We see at every turn how helpless the family is in dealing with Charlie, because of the lack of support, empathy and understanding in the society around him, doubly impacted due to what is strongly implied to be undiagnosed mental illness affecting his mother. Our rage at his mistreatment is honed on the whetstone of Charlie’s own horror at rediscovering the circumstances of his upbringing, and mirrors what is shown throughout the rest of the book: the easy abuse Charlie suffers at the hands of the bakery employees, the sterile infantilisation of the residents at the Warren Institute, even the mockery made of the ‘slow’ waiter Charlie observes dropping a plate in a crowded restaurant.

Cutting social commentary

Keyes’ highlighting of society’s blase stigma isn’t reserved solely for the mentally disabled, either: almost every character has an internal way that prevents them in some way from measuring up to the impossible standards of our culture.

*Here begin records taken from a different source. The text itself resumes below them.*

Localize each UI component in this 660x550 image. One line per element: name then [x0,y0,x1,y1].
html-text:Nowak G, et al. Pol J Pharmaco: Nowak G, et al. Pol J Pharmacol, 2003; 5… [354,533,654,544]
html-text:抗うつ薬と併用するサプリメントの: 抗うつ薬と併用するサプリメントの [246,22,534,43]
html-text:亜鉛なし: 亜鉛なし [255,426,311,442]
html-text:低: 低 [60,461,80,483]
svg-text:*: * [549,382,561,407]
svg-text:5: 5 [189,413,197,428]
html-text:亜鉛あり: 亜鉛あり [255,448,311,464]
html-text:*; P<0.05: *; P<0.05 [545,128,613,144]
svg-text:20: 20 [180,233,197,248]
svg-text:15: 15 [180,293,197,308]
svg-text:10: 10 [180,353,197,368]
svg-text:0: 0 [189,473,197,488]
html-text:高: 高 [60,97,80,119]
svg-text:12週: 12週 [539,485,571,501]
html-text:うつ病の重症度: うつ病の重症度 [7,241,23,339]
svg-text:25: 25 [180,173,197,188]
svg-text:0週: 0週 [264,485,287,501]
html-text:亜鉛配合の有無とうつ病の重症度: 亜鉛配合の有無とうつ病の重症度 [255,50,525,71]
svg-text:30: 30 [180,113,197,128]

Fay, the artist and dancer who shocks Charlie out of his sexual dissociation, is shown to actively resist many societal standards and pressures. Through her Charlie (and the reader) experiences a different type of societal critique: not one out of either naivete or superiority, but frivolity. However, she ultimately struggles to find comfort or build healthy relationships, with men mistaking her bohemian, easy-going attitude for implicit sexual consent.

Professor Nemur is a smart man who yearns to be a genius, to the point of constantly being intellectually intimidated in the presence of other scientists. It’s not enough to him (or his wife) that he be a smart man; he must be the smartest—no, he must be known as the smartest.

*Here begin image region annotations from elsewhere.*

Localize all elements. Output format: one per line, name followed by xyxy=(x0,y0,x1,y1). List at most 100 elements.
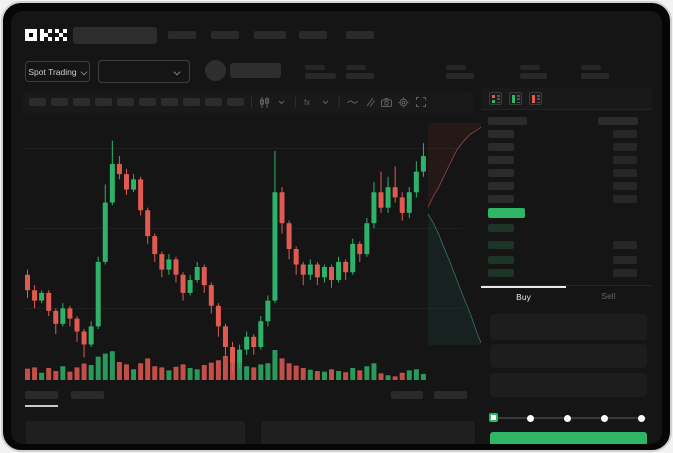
candle-body xyxy=(39,292,45,301)
nav-item-placeholder[interactable] xyxy=(211,31,239,39)
bid-price-placeholder xyxy=(488,224,514,232)
candle-body xyxy=(32,290,38,301)
volume-bar xyxy=(343,372,349,380)
slider-stop-dot[interactable] xyxy=(563,415,571,422)
order-input-field[interactable] xyxy=(490,373,647,397)
volume-bar xyxy=(272,350,278,380)
orderbook-view-toggle xyxy=(481,88,652,110)
chevron-down-icon[interactable] xyxy=(320,96,332,108)
volume-bar xyxy=(258,364,264,380)
icon-part xyxy=(492,100,495,103)
line-style-icon[interactable] xyxy=(347,96,359,108)
orderbook-ask-row[interactable] xyxy=(481,130,652,138)
candlestick-chart[interactable] xyxy=(23,113,481,387)
volume-bar xyxy=(399,372,405,380)
bottom-actions xyxy=(391,391,467,399)
bottom-action-placeholder[interactable] xyxy=(434,391,467,399)
bottom-tab-active-placeholder[interactable] xyxy=(25,391,58,399)
icon-part xyxy=(516,95,520,97)
orderbook-ask-row[interactable] xyxy=(481,182,652,190)
candle-body xyxy=(53,310,59,324)
orderbook-ask-row[interactable] xyxy=(481,143,652,151)
ask-price-placeholder xyxy=(488,156,514,164)
stat-value-placeholder xyxy=(520,72,547,79)
candle-body xyxy=(88,326,94,345)
timeframe-button-placeholder[interactable] xyxy=(51,98,68,106)
last-price-bar xyxy=(488,208,525,218)
icon-part xyxy=(536,101,540,103)
orderbook-ask-row[interactable] xyxy=(481,156,652,164)
timeframe-button-placeholder[interactable] xyxy=(139,98,156,106)
slider-handle[interactable] xyxy=(488,413,498,422)
fullscreen-icon[interactable] xyxy=(415,96,427,108)
candle-body xyxy=(343,261,349,273)
timeframe-button-placeholder[interactable] xyxy=(29,98,46,106)
timeframe-button-placeholder[interactable] xyxy=(73,98,90,106)
candle-body xyxy=(222,326,228,348)
volume-bar xyxy=(123,364,129,380)
buy-submit-button[interactable] xyxy=(490,432,647,444)
timeframe-button-placeholder[interactable] xyxy=(183,98,200,106)
volume-bar xyxy=(321,371,327,380)
candle-body xyxy=(399,197,405,213)
tab-sell[interactable]: Sell xyxy=(601,291,616,301)
timeframe-button-placeholder[interactable] xyxy=(205,98,222,106)
ask-price-placeholder xyxy=(488,130,514,138)
chevron-down-icon[interactable] xyxy=(276,96,288,108)
bid-price-placeholder xyxy=(488,256,514,264)
orderbook-bid-row[interactable] xyxy=(481,224,652,232)
orderbook-bid-row[interactable] xyxy=(481,269,652,277)
orderbook-ask-row[interactable] xyxy=(481,169,652,177)
orderbook-ask-row[interactable] xyxy=(481,195,652,203)
market-type-selector[interactable]: Spot Trading xyxy=(25,61,90,82)
pair-dropdown[interactable] xyxy=(98,60,190,83)
volume-bar xyxy=(102,353,108,380)
orderbook-view-asks-icon[interactable] xyxy=(529,92,542,105)
nav-item-placeholder[interactable] xyxy=(299,31,327,39)
bid-price-placeholder xyxy=(488,269,514,277)
orderbook-view-all-icon[interactable] xyxy=(489,92,502,105)
slider-stop-dot[interactable] xyxy=(637,415,645,422)
camera-icon[interactable] xyxy=(381,96,393,108)
timeframe-button-placeholder[interactable] xyxy=(117,98,134,106)
indicator-fx-icon[interactable]: fx xyxy=(303,96,315,108)
orderbook-trade-panel: Buy Sell xyxy=(481,88,652,444)
order-input-field[interactable] xyxy=(490,314,647,340)
okx-logo[interactable] xyxy=(25,29,67,41)
timeframe-button-placeholder[interactable] xyxy=(227,98,244,106)
nav-item-placeholder[interactable] xyxy=(168,31,196,39)
timeframe-button-placeholder[interactable] xyxy=(95,98,112,106)
candle-body xyxy=(25,274,30,291)
volume-bar xyxy=(25,368,30,380)
nav-item-placeholder[interactable] xyxy=(346,31,374,39)
orderbook-price-header xyxy=(488,117,527,125)
bid-amount-placeholder xyxy=(613,269,637,277)
volume-bar xyxy=(152,366,158,380)
ticker-stat xyxy=(346,65,374,79)
slider-stop-dot[interactable] xyxy=(526,415,534,422)
candle-body xyxy=(180,274,186,293)
order-input-field[interactable] xyxy=(490,344,647,368)
orderbook-view-bids-icon[interactable] xyxy=(509,92,522,105)
draw-icon[interactable] xyxy=(364,96,376,108)
chevron-down-icon xyxy=(81,69,87,75)
volume-bar xyxy=(208,362,214,380)
timeframe-button-placeholder[interactable] xyxy=(161,98,178,106)
bottom-action-placeholder[interactable] xyxy=(391,391,423,399)
volume-bar xyxy=(420,374,426,380)
stat-value-placeholder xyxy=(305,72,336,79)
pair-name-placeholder xyxy=(230,63,281,78)
settings-gear-icon[interactable] xyxy=(398,96,410,108)
orderbook-bid-row[interactable] xyxy=(481,256,652,264)
candle-type-icon[interactable] xyxy=(259,96,271,108)
candle-body xyxy=(123,174,129,190)
candle-body xyxy=(329,267,335,280)
slider-stop-dot[interactable] xyxy=(600,415,608,422)
orderbook-bid-row[interactable] xyxy=(481,241,652,249)
nav-item-placeholder[interactable] xyxy=(254,31,286,39)
pair-search-box[interactable] xyxy=(73,27,157,44)
candle-body xyxy=(46,292,52,311)
stat-value-placeholder xyxy=(346,72,374,79)
bottom-tab-placeholder[interactable] xyxy=(71,391,104,399)
tab-buy[interactable]: Buy xyxy=(481,286,566,306)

Charlie’s mother is so obsessed with the unattainable perception of perfection that, as Charlie says, nothing was more important to her than what other people thought of her. It drives her to the horrific actions shown in the flashbacks, and culminates with her in old age, polishing the already-clean floors of her house in a bout of psychosis, concerned with nonexistent house guests’ disappointment with nonexistent dirt.

Keyes uses Charlie’s eyes to show us, across the scale of innocent undiluted empathy to hypercritical neurotic genius, exactly how much of our society’s construction is flawed. How heavily it weighs upon each person within it, and how much of it is enforced by the implicit assumption that this is how things should be done.

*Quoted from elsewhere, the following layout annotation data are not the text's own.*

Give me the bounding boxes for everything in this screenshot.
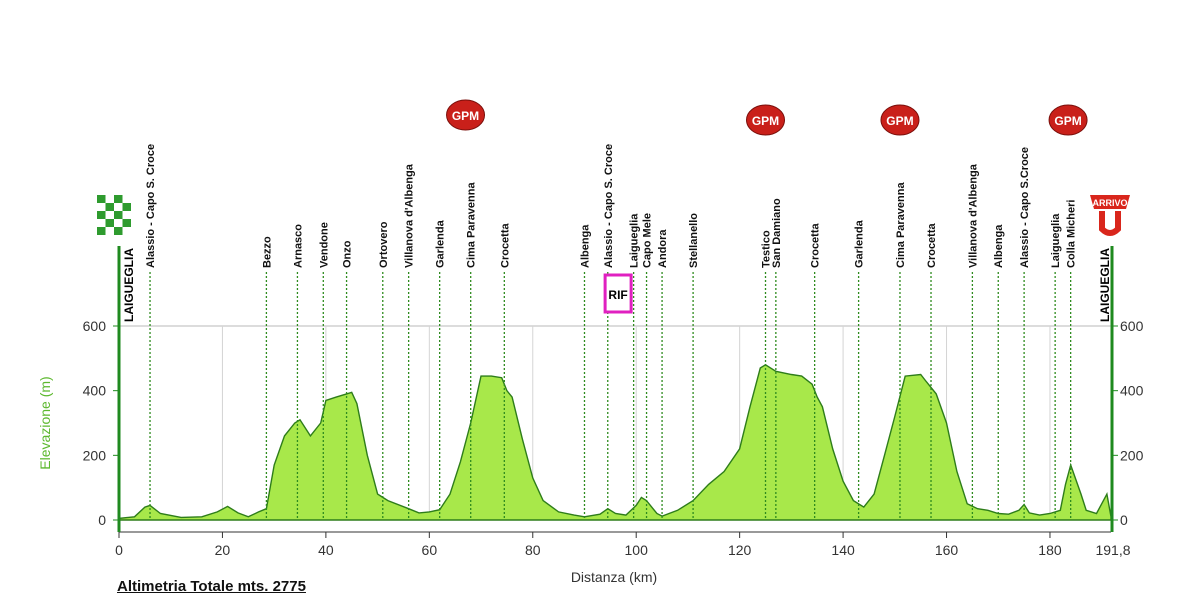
waypoint-label-14: Andora	[657, 229, 669, 268]
waypoint-label-24: Alassio - Capo S.Croce	[1019, 147, 1031, 268]
waypoint-label-1: Bezzo	[261, 236, 273, 268]
flag-cell	[114, 227, 123, 235]
waypoint-label-21: Crocetta	[926, 222, 938, 268]
x-tick-label-7: 140	[831, 542, 855, 558]
gpm-badge-bg	[746, 104, 786, 136]
flag-cell	[97, 227, 106, 235]
waypoint-label-16: Testico	[761, 230, 773, 268]
x-tick-label-0: 0	[115, 542, 123, 558]
y-tick-label-right-3: 600	[1120, 318, 1144, 334]
waypoint-label-12: Laigueglia	[629, 213, 641, 268]
y-tick-label-right-1: 200	[1120, 447, 1144, 463]
x-tick-label-4: 80	[525, 542, 541, 558]
gpm-badge-bg	[446, 99, 486, 131]
x-tick-label-8: 160	[935, 542, 959, 558]
waypoint-label-17: San Damiano	[771, 198, 783, 268]
y-axis-title: Elevazione (m)	[37, 376, 53, 469]
waypoint-label-5: Ortovero	[378, 221, 390, 268]
x-end-label: 191,8	[1095, 542, 1130, 558]
x-tick-label-9: 180	[1038, 542, 1062, 558]
elevation-area	[118, 363, 1112, 521]
waypoint-label-15: Stellanello	[688, 213, 700, 268]
finish-label: LAIGUEGLIA	[1098, 248, 1112, 322]
waypoint-label-6: Villanova d'Albenga	[404, 163, 416, 268]
x-tick-label-6: 120	[728, 542, 752, 558]
flag-cell	[97, 211, 106, 219]
gpm-badge-bg	[880, 104, 920, 136]
waypoint-label-10: Albenga	[579, 224, 591, 268]
x-tick-label-1: 20	[215, 542, 231, 558]
y-tick-label-left-2: 400	[83, 383, 107, 399]
x-tick-label-5: 100	[625, 542, 649, 558]
waypoint-label-18: Crocetta	[810, 222, 822, 268]
flag-cell	[114, 195, 123, 203]
y-tick-label-right-0: 0	[1120, 512, 1128, 528]
waypoint-label-7: Garlenda	[435, 219, 447, 268]
arrivo-banner	[1090, 195, 1130, 209]
arrivo-icon: ARRIVO	[1090, 195, 1130, 236]
waypoint-label-9: Crocetta	[499, 222, 511, 268]
rif-box-label: RIF	[608, 288, 627, 302]
waypoint-label-2: Arnasco	[292, 224, 304, 268]
start-flag-icon	[97, 195, 131, 235]
waypoint-label-20: Cima Paravenna	[895, 182, 907, 268]
flag-cell	[105, 203, 114, 211]
gpm-badge-text: GPM	[752, 114, 779, 128]
waypoint-label-19: Garlenda	[854, 219, 866, 268]
waypoint-label-4: Onzo	[342, 240, 354, 268]
gpm-badge-0: GPM	[446, 99, 486, 131]
rif-box: RIF	[603, 273, 633, 314]
waypoint-label-13: Capo Mele	[642, 213, 654, 268]
arrivo-text: ARRIVO	[1092, 198, 1127, 208]
rif-box-border	[603, 273, 633, 314]
waypoint-label-0: Alassio - Capo S. Croce	[145, 144, 157, 268]
waypoint-markers: Alassio - Capo S. Croce Bezzo Arnasco Vendo…	[145, 144, 1078, 520]
waypoint-label-3: Vendone	[318, 222, 330, 268]
gpm-badge-text: GPM	[452, 109, 479, 123]
x-tick-label-3: 60	[422, 542, 438, 558]
gpm-badge-text: GPM	[1054, 114, 1081, 128]
waypoint-label-8: Cima Paravenna	[466, 182, 478, 268]
y-tick-label-left-3: 600	[83, 318, 107, 334]
gpm-badge-text: GPM	[886, 114, 913, 128]
badges: GPM GPM GPM GPM RIF	[446, 99, 1088, 314]
waypoint-label-26: Colla Micheri	[1066, 200, 1078, 268]
start-finish: LAIGUEGLIA LAIGUEGLIA ARRIVO	[97, 195, 1130, 322]
flag-cell	[122, 203, 131, 211]
gpm-badge-1: GPM	[746, 104, 786, 136]
waypoint-label-11: Alassio - Capo S. Croce	[603, 144, 615, 268]
flag-cell	[105, 219, 114, 227]
gpm-badge-bg	[1048, 104, 1088, 136]
x-tick-label-2: 40	[318, 542, 334, 558]
waypoint-label-23: Albenga	[993, 224, 1005, 268]
gpm-badge-3: GPM	[1048, 104, 1088, 136]
waypoint-label-22: Villanova d'Albenga	[967, 163, 979, 268]
y-tick-label-left-1: 200	[83, 447, 107, 463]
waypoint-label-25: Laigueglia	[1050, 213, 1062, 268]
gpm-badge-2: GPM	[880, 104, 920, 136]
arrivo-magnet	[1099, 211, 1121, 236]
start-label: LAIGUEGLIA	[122, 248, 136, 322]
x-axis-title: Distanza (km)	[571, 569, 657, 585]
flag-cell	[97, 195, 106, 203]
flag-cell	[122, 219, 131, 227]
total-altimetry: Altimetria Totale mts. 2775	[117, 578, 306, 595]
y-tick-label-right-2: 400	[1120, 383, 1144, 399]
y-tick-label-left-0: 0	[98, 512, 106, 528]
flag-cell	[114, 211, 123, 219]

None of this commentary feels forced or preachy, nor does it feel dated — which for an almost 60-year-old novel about mental illness, is a striking achievement. Each of the criticisms is made by Charlie, aimed at the people treating him as subhuman, and so rather than preaching, the book forces us to sit in his own suffering and discomfort until we feel complicit for the system that has tormented him his entire life.

Final thoughts

The other characters feel deeply real, grounded with a naturalism that can be hard to find in science fiction. Each character exists as a distinct person independent of the story, rather than just for Charlie’s benefit, and many have underlying motivations that remain unexpressed, represented only through their actions—just like people in the real world.

Ultimately, Keyes uses his self-imposed constraints to his advantage, allowing what commentary and allegories naturally exist within his premise to come to the forefront without any poking or prodding.